選択された心房細動患者では,アブレーション治療の同時施行が有益となる可能性があるが,この治療法は手術での合併症発生率を上昇させる。

治療に関する参考文献

  1. 1.Otto CM, Nishimura RA, Bonow RO, et al: 2020 ACC/AHA Guideline for the Management of Patients With Valvular Heart Disease: Executive Summary: A Report of the American College of Cardiology/American Heart Association Joint Committee on Clinical Practice Guidelines.Circulation 143(5):e35–e71, 2021.doi: 10.1161/CIR.0000000000000932

  2. 2.Michler RE, Smith PK, Parides MK, et al: Two-year outcomes of surgical treatment of moderate ischemic mitral regurgitation.N Engl J Med 374:1932–1941, 2016.doi: 10.1056/NEJMoa1602003

  3. 3.Goldstein D, Moskowitz AJ, Gelijns AC, et al: Two-year outcomes of surgical treatment of severe ischemic mitral regurgitation.N Engl J Med 374:344–353, 2016.doi: 10.1056/NEJMoa1512913

  4. 4.Feldman T, Kar S, Elmariah S, et al: Randomized comparison of percutaneous repair and surgery for mitral regurgitation: 5-year results of EVEREST II.J Am Coll Cardiol 66:2844–2854, 2015.doi: 10.1016/j.jacc.2015.10.018

  5. 5.Obadia JF, Messika-Zeitoun D, Leurent G, et al: Percutaneous repair or medical treatment for secondary mitral regurgitation.N Engl J Med 379:2297–2306, 2018.doi: 10.1056/NEJMoa1805374

  6. 6.Stone GW, Lindenfeld J, Abraham WT, et al: Transcatheter mitral-valve repair in patients with heart failure.N Engl J Med 379:2307–2318, 2018.doi:  10.1056/NEJMoa1806640

要点

  • 僧帽弁逆流症(MR)の一般的な原因としては,僧帽弁逸脱,リウマチ熱,左室拡大,左室梗塞などがある。

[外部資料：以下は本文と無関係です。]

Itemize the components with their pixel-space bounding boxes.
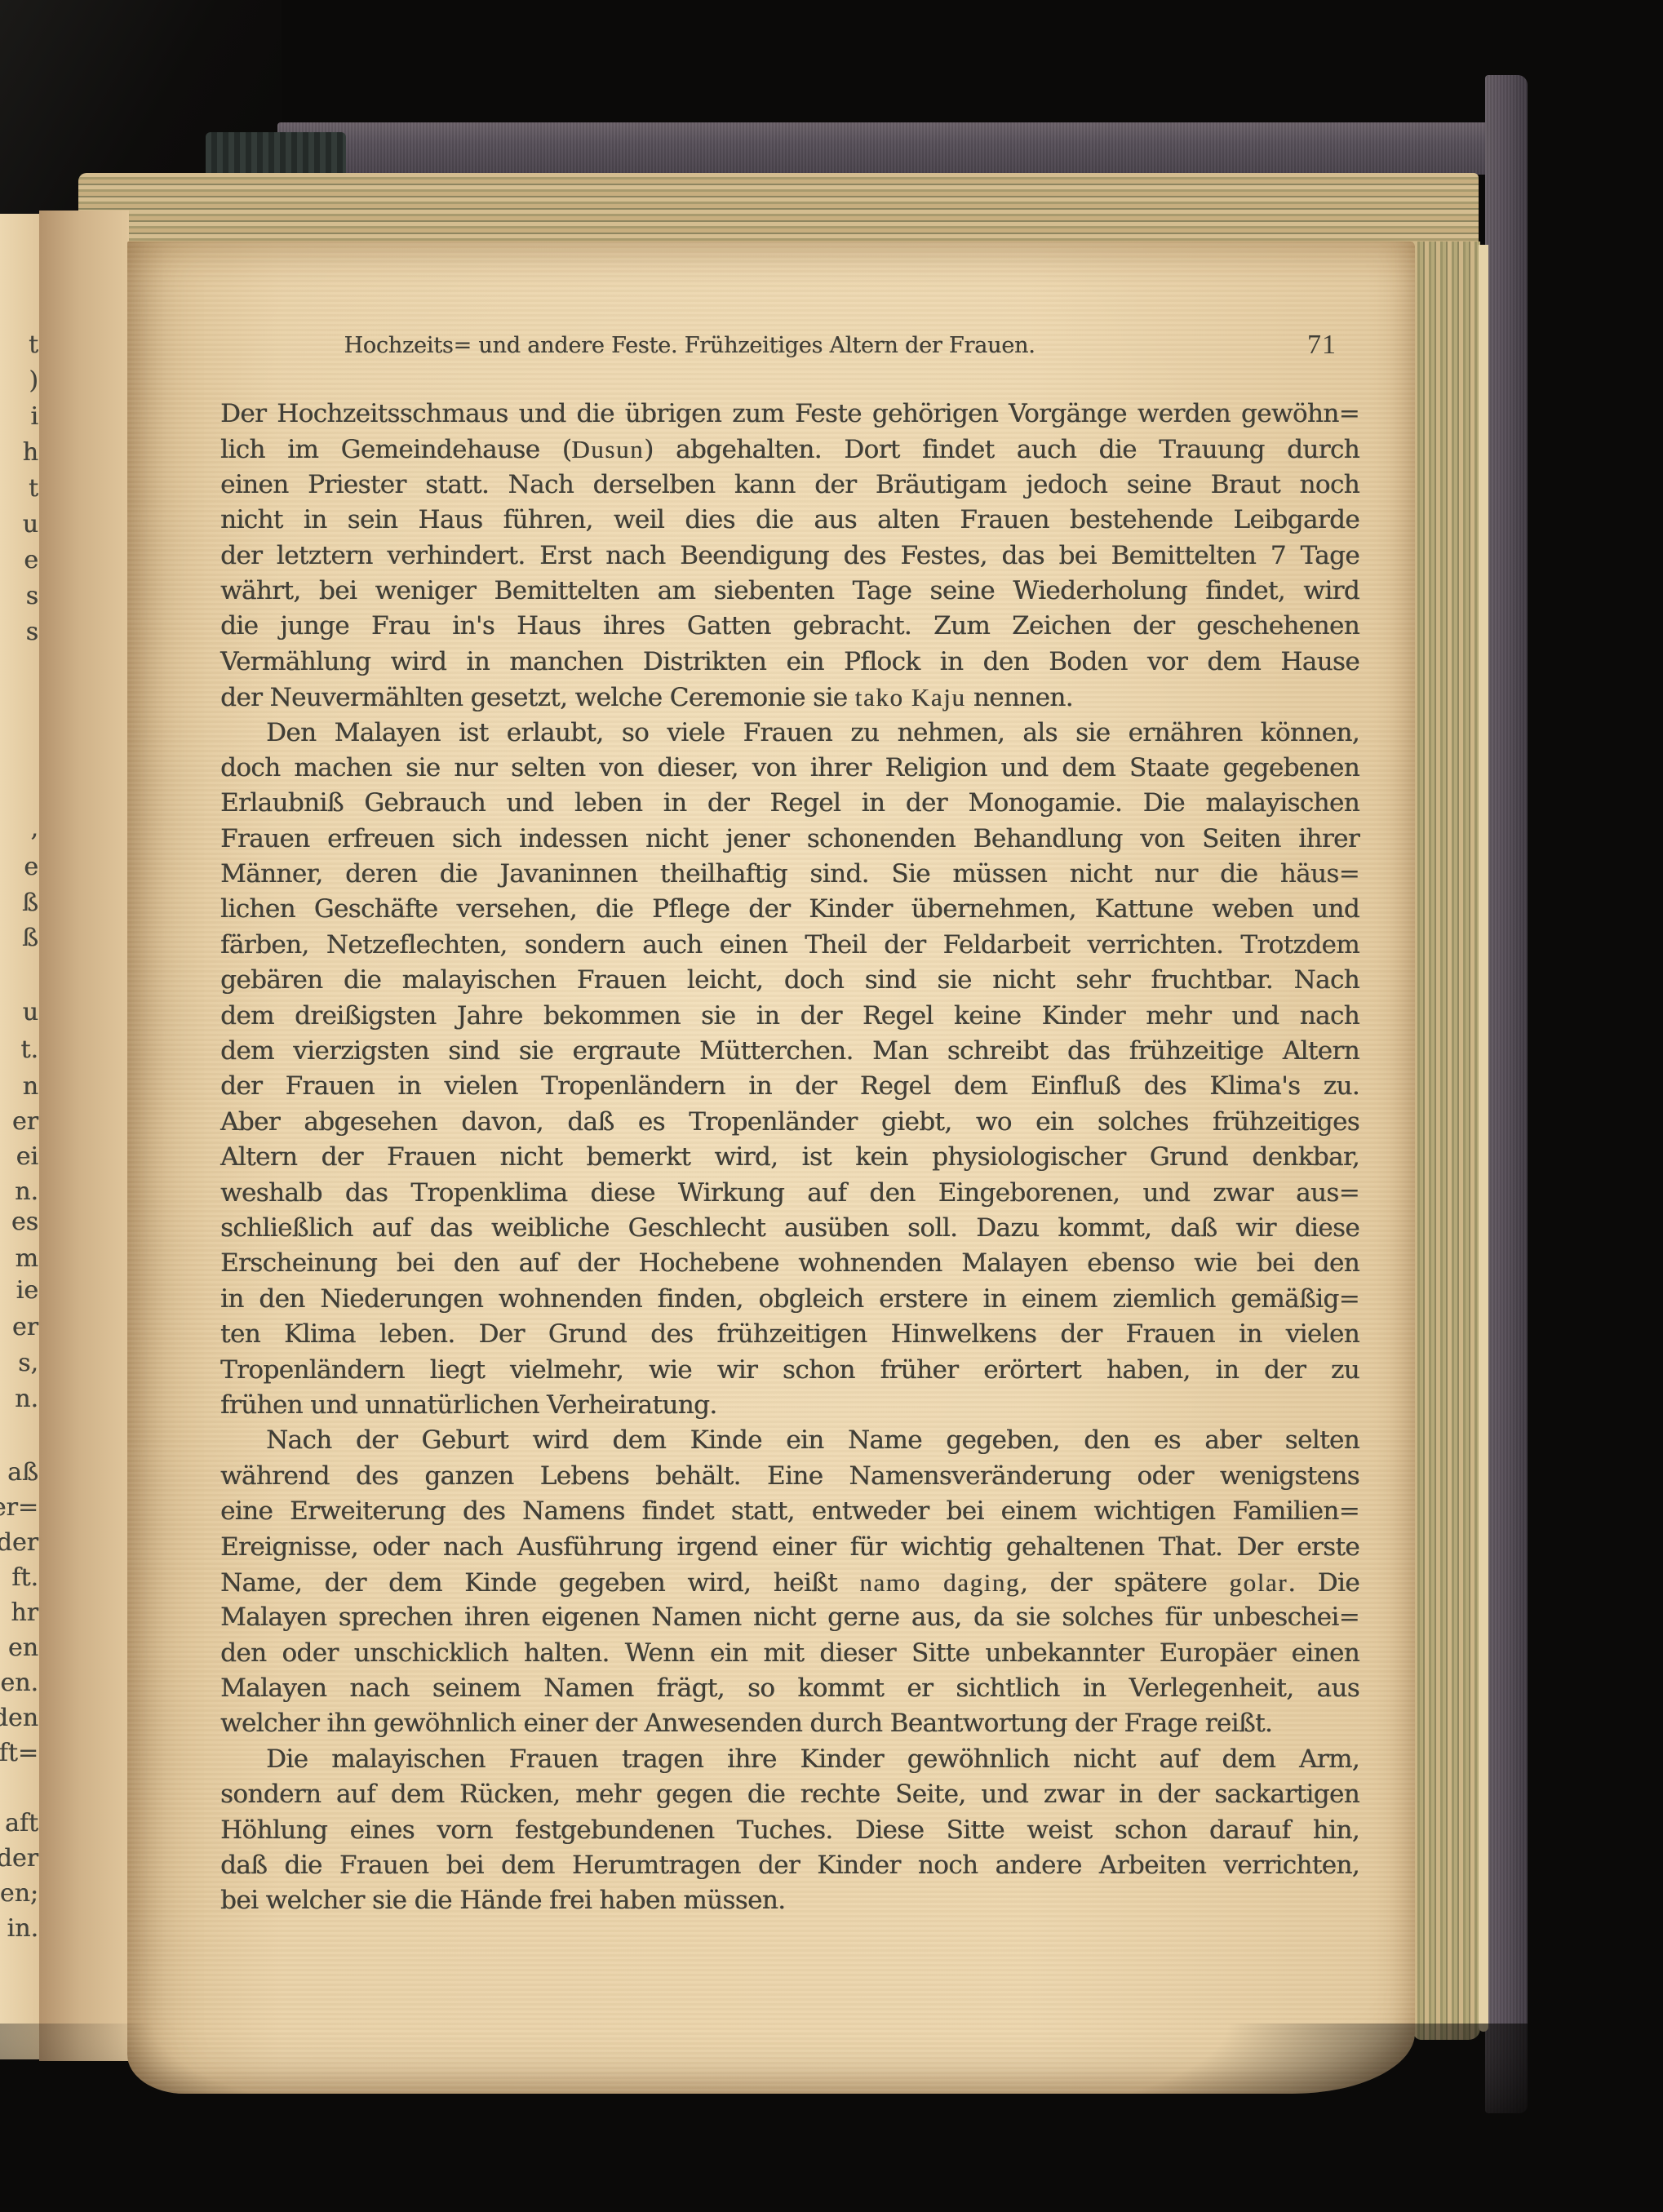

  • 急性MRは,急性肺水腫と心原性ショックや,心臓突然死を引き起こしうる。

  • 慢性MRは緩徐に進行する心不全症状を引き起こし,心房細動が発生する場合は動悸をもたらす。

  • 典型的な聴診所見は,心尖部で最もよく聴取される全収縮期雑音であり,左腋窩へと放散し,ハンドグリップまたは蹲踞で強度が高まり,起立またはバルサルバ手技で強度が低下する。

  • 症状がみられる患者と心エコー検査での特定の基準を満たす患者では,弁置換術または弁修復術が有益となる。